Cryptocurrency dangers lurk for investors and governments


Unregulated virtual currencies have made some speculators wealthy – for now – but they have also enabled criminals to flourish beyond the scrutiny of the financial system

Since bitcoin, the best-known cryptocurrency, was first released in 2009, it has traumatised the financial world. Created by “Satoshi Nakamoto”, an alias, it has defied financial theories and generated soaring profits, for some at least. It has also created dangers, for investors and governments alike.

As a digital currency, bitcoin, backed by nothing, exists online and is anonymous, and it is hard to identify users and track payments. Cryptocurrencies are not maintained by any central authority or bank, but by “blockchain”, a digital ledger of computers worldwide, which records new transactions and creates new versions of the currency, using virtual addresses and hiding individual identities.

Veteran investor Warren Buffett predicts that the cryptocurrency craze will “come to a bad end”, but it may be a while before the bubble bursts. In the meantime, virtual crime is proliferating. As transactions cannot be policed, cryptocurrencies are popular on the dark web, where criminals can operate without the scrutiny that exists elsewhere in the financial system.

Microsoft’s Bill Gates warned last month against investing in virtual currencies, claiming they “caused deaths in a fairly direct way”. He said the absence of control enabled criminals to conduct illicit peer-to-peer transactions, including the sale of narcotics, money laundering and terrorist financing. The rising price of bitcoin has, moreover, resulted in a surge of fraud reports, including investment scams.
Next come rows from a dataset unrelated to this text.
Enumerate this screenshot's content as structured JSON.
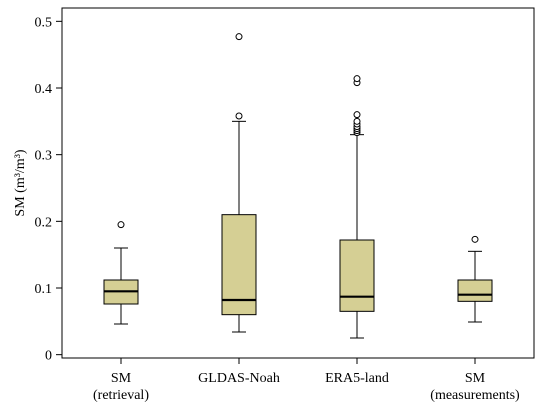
{
  "chart_data": {
    "type": "box",
    "ylabel": "SM (m³/m³)",
    "ylim": [
      -0.005,
      0.52
    ],
    "yticks": [
      "0",
      "0.1",
      "0.2",
      "0.3",
      "0.4",
      "0.5"
    ],
    "ytick_values": [
      0,
      0.1,
      0.2,
      0.3,
      0.4,
      0.5
    ],
    "box_color": "#d5cf94",
    "categories": [
      {
        "line1": "SM",
        "line2": "(retrieval)"
      },
      {
        "line1": "GLDAS-Noah",
        "line2": ""
      },
      {
        "line1": "ERA5-land",
        "line2": ""
      },
      {
        "line1": "SM",
        "line2": "(measurements)"
      }
    ],
    "boxes": [
      {
        "whisker_low": 0.046,
        "q1": 0.076,
        "median": 0.095,
        "q3": 0.112,
        "whisker_high": 0.16,
        "outliers": [
          0.195
        ]
      },
      {
        "whisker_low": 0.034,
        "q1": 0.06,
        "median": 0.082,
        "q3": 0.21,
        "whisker_high": 0.35,
        "outliers": [
          0.358,
          0.477
        ]
      },
      {
        "whisker_low": 0.025,
        "q1": 0.065,
        "median": 0.087,
        "q3": 0.172,
        "whisker_high": 0.33,
        "outliers": [
          0.333,
          0.336,
          0.339,
          0.342,
          0.346,
          0.35,
          0.36,
          0.408,
          0.414
        ]
      },
      {
        "whisker_low": 0.049,
        "q1": 0.08,
        "median": 0.09,
        "q3": 0.112,
        "whisker_high": 0.155,
        "outliers": [
          0.173
        ]
      }
    ]
  }
}
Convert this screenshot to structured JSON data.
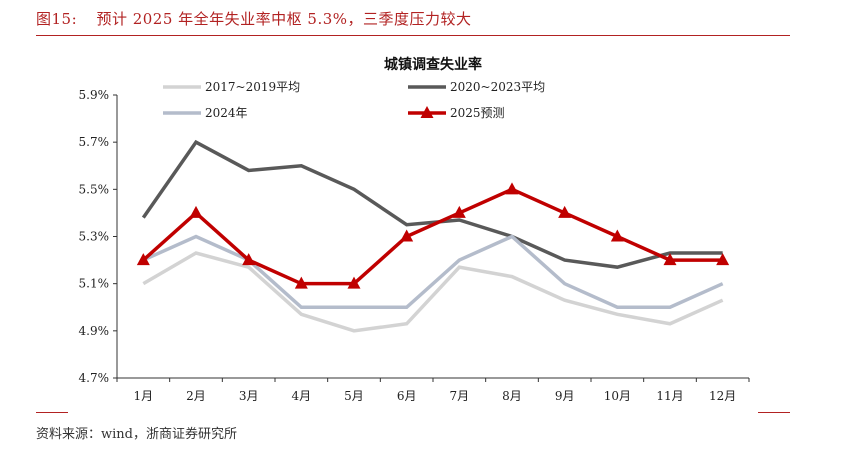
{
  "header": {
    "figure_label": "图15:",
    "figure_title": "预计 2025 年全年失业率中枢 5.3%，三季度压力较大"
  },
  "source": {
    "text": "资料来源：wind，浙商证券研究所"
  },
  "chart_data": {
    "type": "line",
    "title": "城镇调查失业率",
    "xlabel": "",
    "ylabel": "",
    "categories": [
      "1月",
      "2月",
      "3月",
      "4月",
      "5月",
      "6月",
      "7月",
      "8月",
      "9月",
      "10月",
      "11月",
      "12月"
    ],
    "yticks": [
      "4.7%",
      "4.9%",
      "5.1%",
      "5.3%",
      "5.5%",
      "5.7%",
      "5.9%"
    ],
    "ylim": [
      4.7,
      5.9
    ],
    "grid": false,
    "legend_position": "top",
    "series": [
      {
        "name": "2017~2019平均",
        "color": "#d3d3d3",
        "marker": "none",
        "values": [
          5.1,
          5.23,
          5.17,
          4.97,
          4.9,
          4.93,
          5.17,
          5.13,
          5.03,
          4.97,
          4.93,
          5.03
        ]
      },
      {
        "name": "2020~2023平均",
        "color": "#595959",
        "marker": "none",
        "values": [
          5.38,
          5.7,
          5.58,
          5.6,
          5.5,
          5.35,
          5.37,
          5.3,
          5.2,
          5.17,
          5.23,
          5.23
        ]
      },
      {
        "name": "2024年",
        "color": "#b4bccb",
        "marker": "none",
        "values": [
          5.2,
          5.3,
          5.2,
          5.0,
          5.0,
          5.0,
          5.2,
          5.3,
          5.1,
          5.0,
          5.0,
          5.1
        ]
      },
      {
        "name": "2025预测",
        "color": "#c00000",
        "marker": "triangle",
        "values": [
          5.2,
          5.4,
          5.2,
          5.1,
          5.1,
          5.3,
          5.4,
          5.5,
          5.4,
          5.3,
          5.2,
          5.2
        ]
      }
    ]
  }
}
In the United Kingdom, Action Fraud, the national fraud and cybercrime agency, has reported that offences linked to bitcoin increased to 999 in 2017, compared to 320 in 2016. They included cases of victims parting with their money in supposed investments through malicious online adverts, and also losing money to fraudulent social media campaigns. Over the last two years, moreover, there were a further 1,206 bitcoin cybercrimes reported, such as ransomware attacks and hacking.

Bitcoin exchange sites and ATM-style bitcoin machines are unregulated in Britain, which is asking for trouble. The United States, by contrast, strictly enforces ID checks and people using the machines are photographed, to enable tracing.
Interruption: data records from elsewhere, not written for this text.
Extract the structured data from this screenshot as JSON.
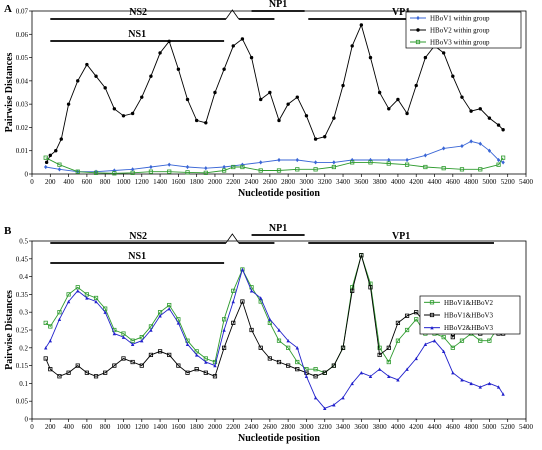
{
  "chart_data": [
    {
      "panel": "A",
      "type": "line",
      "xlabel": "Nucleotide position",
      "ylabel": "Pairwise Distances",
      "xlim": [
        0,
        5400
      ],
      "ylim": [
        0,
        0.07
      ],
      "xticks": [
        0,
        200,
        400,
        600,
        800,
        1000,
        1200,
        1400,
        1600,
        1800,
        2000,
        2200,
        2400,
        2600,
        2800,
        3000,
        3200,
        3400,
        3600,
        3800,
        4000,
        4200,
        4400,
        4600,
        4800,
        5000,
        5200,
        5400
      ],
      "yticks": [
        0,
        0.01,
        0.02,
        0.03,
        0.04,
        0.05,
        0.06,
        0.07
      ],
      "ytick_labels": [
        "0",
        "0.01",
        "0.02",
        "0.03",
        "0.04",
        "0.05",
        "0.06",
        "0.07"
      ],
      "legend_position": "top-right",
      "regions": [
        {
          "label": "NS2",
          "start": 200,
          "end": 2650,
          "gap": [
            2120,
            2260
          ],
          "tier": 1
        },
        {
          "label": "NP1",
          "start": 2400,
          "end": 2980,
          "tier": 2
        },
        {
          "label": "VP1",
          "start": 3020,
          "end": 5050,
          "tier": 1
        },
        {
          "label": "NS1",
          "start": 200,
          "end": 2100,
          "tier": 3
        }
      ],
      "series": [
        {
          "name": "HBoV1 within group",
          "color": "#3a66d6",
          "marker": "diamond",
          "x": [
            150,
            300,
            500,
            700,
            900,
            1100,
            1300,
            1500,
            1700,
            1900,
            2100,
            2300,
            2500,
            2700,
            2900,
            3100,
            3300,
            3500,
            3700,
            3900,
            4100,
            4300,
            4500,
            4700,
            4800,
            4900,
            5000,
            5100,
            5150
          ],
          "y": [
            0.003,
            0.002,
            0.001,
            0.001,
            0.0015,
            0.002,
            0.003,
            0.004,
            0.003,
            0.0025,
            0.003,
            0.004,
            0.005,
            0.006,
            0.006,
            0.005,
            0.005,
            0.006,
            0.006,
            0.006,
            0.006,
            0.008,
            0.011,
            0.012,
            0.014,
            0.013,
            0.01,
            0.006,
            0.005
          ]
        },
        {
          "name": "HBoV2 within group",
          "color": "#000000",
          "marker": "circle",
          "x": [
            160,
            200,
            260,
            320,
            400,
            500,
            600,
            700,
            800,
            900,
            1000,
            1100,
            1200,
            1300,
            1400,
            1500,
            1600,
            1700,
            1800,
            1900,
            2000,
            2100,
            2200,
            2300,
            2400,
            2500,
            2600,
            2700,
            2800,
            2900,
            3000,
            3100,
            3200,
            3300,
            3400,
            3500,
            3600,
            3700,
            3800,
            3900,
            4000,
            4100,
            4200,
            4300,
            4400,
            4500,
            4600,
            4700,
            4800,
            4900,
            5000,
            5100,
            5150
          ],
          "y": [
            0.005,
            0.008,
            0.01,
            0.015,
            0.03,
            0.04,
            0.047,
            0.042,
            0.037,
            0.028,
            0.025,
            0.026,
            0.033,
            0.042,
            0.052,
            0.057,
            0.045,
            0.032,
            0.023,
            0.022,
            0.035,
            0.045,
            0.055,
            0.058,
            0.05,
            0.032,
            0.035,
            0.023,
            0.03,
            0.033,
            0.025,
            0.015,
            0.016,
            0.024,
            0.038,
            0.055,
            0.064,
            0.05,
            0.035,
            0.028,
            0.032,
            0.026,
            0.038,
            0.05,
            0.055,
            0.052,
            0.042,
            0.033,
            0.027,
            0.028,
            0.024,
            0.021,
            0.019
          ]
        },
        {
          "name": "HBoV3 within group",
          "color": "#2e9b2e",
          "marker": "square",
          "x": [
            150,
            300,
            500,
            700,
            900,
            1100,
            1300,
            1500,
            1700,
            1900,
            2100,
            2200,
            2300,
            2500,
            2700,
            2900,
            3100,
            3300,
            3500,
            3700,
            3900,
            4100,
            4300,
            4500,
            4700,
            4900,
            5100,
            5150
          ],
          "y": [
            0.007,
            0.004,
            0.001,
            0.0005,
            0.0003,
            0.0005,
            0.001,
            0.001,
            0.0007,
            0.0005,
            0.0015,
            0.003,
            0.003,
            0.0015,
            0.0015,
            0.002,
            0.002,
            0.003,
            0.005,
            0.005,
            0.0045,
            0.004,
            0.003,
            0.0025,
            0.002,
            0.002,
            0.004,
            0.007
          ]
        }
      ]
    },
    {
      "panel": "B",
      "type": "line",
      "xlabel": "Nucleotide position",
      "ylabel": "Pairwise Distances",
      "xlim": [
        0,
        5400
      ],
      "ylim": [
        0,
        0.5
      ],
      "xticks": [
        0,
        200,
        400,
        600,
        800,
        1000,
        1200,
        1400,
        1600,
        1800,
        2000,
        2200,
        2400,
        2600,
        2800,
        3000,
        3200,
        3400,
        3600,
        3800,
        4000,
        4200,
        4400,
        4600,
        4800,
        5000,
        5200,
        5400
      ],
      "yticks": [
        0,
        0.05,
        0.1,
        0.15,
        0.2,
        0.25,
        0.3,
        0.35,
        0.4,
        0.45,
        0.5
      ],
      "ytick_labels": [
        "0",
        "0.05",
        "0.1",
        "0.15",
        "0.2",
        "0.25",
        "0.3",
        "0.35",
        "0.4",
        "0.45",
        "0.5"
      ],
      "legend_position": "right",
      "regions": [
        {
          "label": "NS2",
          "start": 200,
          "end": 2650,
          "gap": [
            2120,
            2260
          ],
          "tier": 1
        },
        {
          "label": "NP1",
          "start": 2400,
          "end": 2980,
          "tier": 2
        },
        {
          "label": "VP1",
          "start": 3020,
          "end": 5050,
          "tier": 1
        },
        {
          "label": "NS1",
          "start": 200,
          "end": 2100,
          "tier": 3
        }
      ],
      "series": [
        {
          "name": "HBoV1&HBoV2",
          "color": "#2e9b2e",
          "marker": "square",
          "x": [
            150,
            200,
            300,
            400,
            500,
            600,
            700,
            800,
            900,
            1000,
            1100,
            1200,
            1300,
            1400,
            1500,
            1600,
            1700,
            1800,
            1900,
            2000,
            2100,
            2200,
            2300,
            2400,
            2500,
            2600,
            2700,
            2800,
            2900,
            3000,
            3100,
            3200,
            3300,
            3400,
            3500,
            3600,
            3700,
            3800,
            3900,
            4000,
            4100,
            4200,
            4300,
            4400,
            4500,
            4600,
            4700,
            4800,
            4900,
            5000,
            5100,
            5150
          ],
          "y": [
            0.27,
            0.26,
            0.3,
            0.35,
            0.37,
            0.35,
            0.34,
            0.31,
            0.25,
            0.24,
            0.22,
            0.23,
            0.26,
            0.3,
            0.32,
            0.28,
            0.22,
            0.19,
            0.17,
            0.16,
            0.28,
            0.36,
            0.42,
            0.37,
            0.33,
            0.27,
            0.22,
            0.2,
            0.16,
            0.14,
            0.14,
            0.13,
            0.15,
            0.2,
            0.37,
            0.46,
            0.38,
            0.2,
            0.16,
            0.22,
            0.25,
            0.28,
            0.24,
            0.24,
            0.23,
            0.2,
            0.22,
            0.24,
            0.22,
            0.22,
            0.26,
            0.26
          ]
        },
        {
          "name": "HBoV1&HBoV3",
          "color": "#000000",
          "marker": "square",
          "x": [
            150,
            200,
            300,
            400,
            500,
            600,
            700,
            800,
            900,
            1000,
            1100,
            1200,
            1300,
            1400,
            1500,
            1600,
            1700,
            1800,
            1900,
            2000,
            2100,
            2200,
            2300,
            2400,
            2500,
            2600,
            2700,
            2800,
            2900,
            3000,
            3100,
            3200,
            3300,
            3400,
            3500,
            3600,
            3700,
            3800,
            3900,
            4000,
            4100,
            4200,
            4300,
            4400,
            4500,
            4600,
            4700,
            4800,
            4900,
            5000,
            5100,
            5150
          ],
          "y": [
            0.17,
            0.14,
            0.12,
            0.13,
            0.15,
            0.13,
            0.12,
            0.13,
            0.15,
            0.17,
            0.16,
            0.15,
            0.18,
            0.19,
            0.18,
            0.15,
            0.13,
            0.14,
            0.13,
            0.12,
            0.2,
            0.27,
            0.33,
            0.25,
            0.2,
            0.17,
            0.16,
            0.15,
            0.14,
            0.13,
            0.12,
            0.13,
            0.15,
            0.2,
            0.36,
            0.46,
            0.37,
            0.18,
            0.2,
            0.27,
            0.29,
            0.3,
            0.27,
            0.29,
            0.28,
            0.23,
            0.27,
            0.28,
            0.24,
            0.25,
            0.24,
            0.24
          ]
        },
        {
          "name": "HBoV2&HBoV3",
          "color": "#2222cc",
          "marker": "triangle",
          "x": [
            150,
            200,
            300,
            400,
            500,
            600,
            700,
            800,
            900,
            1000,
            1100,
            1200,
            1300,
            1400,
            1500,
            1600,
            1700,
            1800,
            1900,
            2000,
            2100,
            2200,
            2300,
            2400,
            2500,
            2600,
            2700,
            2800,
            2900,
            3000,
            3100,
            3200,
            3300,
            3400,
            3500,
            3600,
            3700,
            3800,
            3900,
            4000,
            4100,
            4200,
            4300,
            4400,
            4500,
            4600,
            4700,
            4800,
            4900,
            5000,
            5100,
            5150
          ],
          "y": [
            0.2,
            0.22,
            0.28,
            0.33,
            0.36,
            0.34,
            0.33,
            0.3,
            0.24,
            0.23,
            0.21,
            0.22,
            0.25,
            0.29,
            0.31,
            0.27,
            0.21,
            0.18,
            0.16,
            0.15,
            0.25,
            0.33,
            0.42,
            0.36,
            0.34,
            0.28,
            0.25,
            0.22,
            0.2,
            0.12,
            0.06,
            0.03,
            0.04,
            0.06,
            0.1,
            0.13,
            0.12,
            0.14,
            0.12,
            0.11,
            0.14,
            0.17,
            0.21,
            0.22,
            0.19,
            0.13,
            0.11,
            0.1,
            0.09,
            0.1,
            0.09,
            0.07
          ]
        }
      ]
    }
  ]
}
Europol director Rob Wainwright estimated that between 3 billion to 4 billion pounds was being laundered through cryptocurrencies in Europe each year. He said that money “in the billions” from drug sales was being converted into bitcoin, and he has called for realistic enforcement measures. Even when the police are able to identify particular virtual transactions as criminal, they cannot freeze the assets, as they do with regular banking systems.

In Beijing, initial coin offerings have been banned, with cryptocurrency exchanges shut down. In Hong Kong, however, there is a free economy, and the Financial Services and the Treasury Bureau (FSTB) must consider alternative controls, while identifying future uses for digital techniques. Digital payment schemes can be useful for business, and blockchain technology has potential in, for example, easing payments between central banks.
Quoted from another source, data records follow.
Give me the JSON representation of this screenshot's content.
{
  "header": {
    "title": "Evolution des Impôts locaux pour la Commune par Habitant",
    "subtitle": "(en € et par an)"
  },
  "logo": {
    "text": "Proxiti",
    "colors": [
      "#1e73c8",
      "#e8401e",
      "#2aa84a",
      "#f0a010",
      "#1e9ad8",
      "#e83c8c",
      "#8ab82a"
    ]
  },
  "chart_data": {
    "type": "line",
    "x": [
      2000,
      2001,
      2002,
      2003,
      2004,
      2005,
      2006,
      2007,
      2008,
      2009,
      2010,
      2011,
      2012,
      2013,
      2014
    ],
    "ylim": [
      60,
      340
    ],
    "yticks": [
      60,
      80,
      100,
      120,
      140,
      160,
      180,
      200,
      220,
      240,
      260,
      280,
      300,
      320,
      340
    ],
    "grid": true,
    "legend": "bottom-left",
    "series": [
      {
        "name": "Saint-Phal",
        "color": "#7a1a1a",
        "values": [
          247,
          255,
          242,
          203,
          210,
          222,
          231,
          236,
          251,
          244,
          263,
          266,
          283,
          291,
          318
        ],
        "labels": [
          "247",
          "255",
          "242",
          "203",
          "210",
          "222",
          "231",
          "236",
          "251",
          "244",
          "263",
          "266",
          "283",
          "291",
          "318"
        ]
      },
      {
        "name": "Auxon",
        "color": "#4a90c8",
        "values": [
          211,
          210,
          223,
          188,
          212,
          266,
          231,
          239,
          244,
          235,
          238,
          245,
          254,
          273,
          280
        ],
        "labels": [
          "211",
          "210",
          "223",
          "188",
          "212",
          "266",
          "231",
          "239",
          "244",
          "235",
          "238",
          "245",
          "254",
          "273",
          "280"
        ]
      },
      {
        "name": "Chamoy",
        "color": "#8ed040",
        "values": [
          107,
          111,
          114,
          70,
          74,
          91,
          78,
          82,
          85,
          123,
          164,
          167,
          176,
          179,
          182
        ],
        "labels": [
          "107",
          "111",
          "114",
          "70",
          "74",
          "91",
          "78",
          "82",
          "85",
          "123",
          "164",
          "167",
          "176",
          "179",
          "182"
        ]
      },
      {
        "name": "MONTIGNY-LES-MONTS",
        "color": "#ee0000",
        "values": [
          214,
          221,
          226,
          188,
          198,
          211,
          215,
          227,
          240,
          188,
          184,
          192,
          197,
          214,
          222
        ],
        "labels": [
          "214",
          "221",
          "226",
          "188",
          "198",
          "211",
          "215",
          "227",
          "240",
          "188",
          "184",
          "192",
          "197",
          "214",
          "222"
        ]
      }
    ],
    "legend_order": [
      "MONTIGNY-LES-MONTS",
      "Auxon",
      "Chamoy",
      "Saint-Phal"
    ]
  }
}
Bank of England governor Mark Carney told Britain’s Parliament last year that he had discussed the launch of digital currencies with other central bankers. His bank, moreover, is now examining the feasibility of introducing its own sterling-linked cryptocurrency. A bank-backed digital currency would be far more stable than bitcoin, and would enable Britons to keep their money with the central bank, cutting out the retail bank. The bank would monitor its own currency to guard against criminal activity.

Although bitcoin dealers pride themselves on operating outside the traditional banking system, they must be fully supervised, with due diligence checks conducted on incoming funds. As bitcoin buyers often use local bank accounts to make purchases, the FSTB must ensure that banks exercise proper supervision. Money laundering rules also need to be tightened.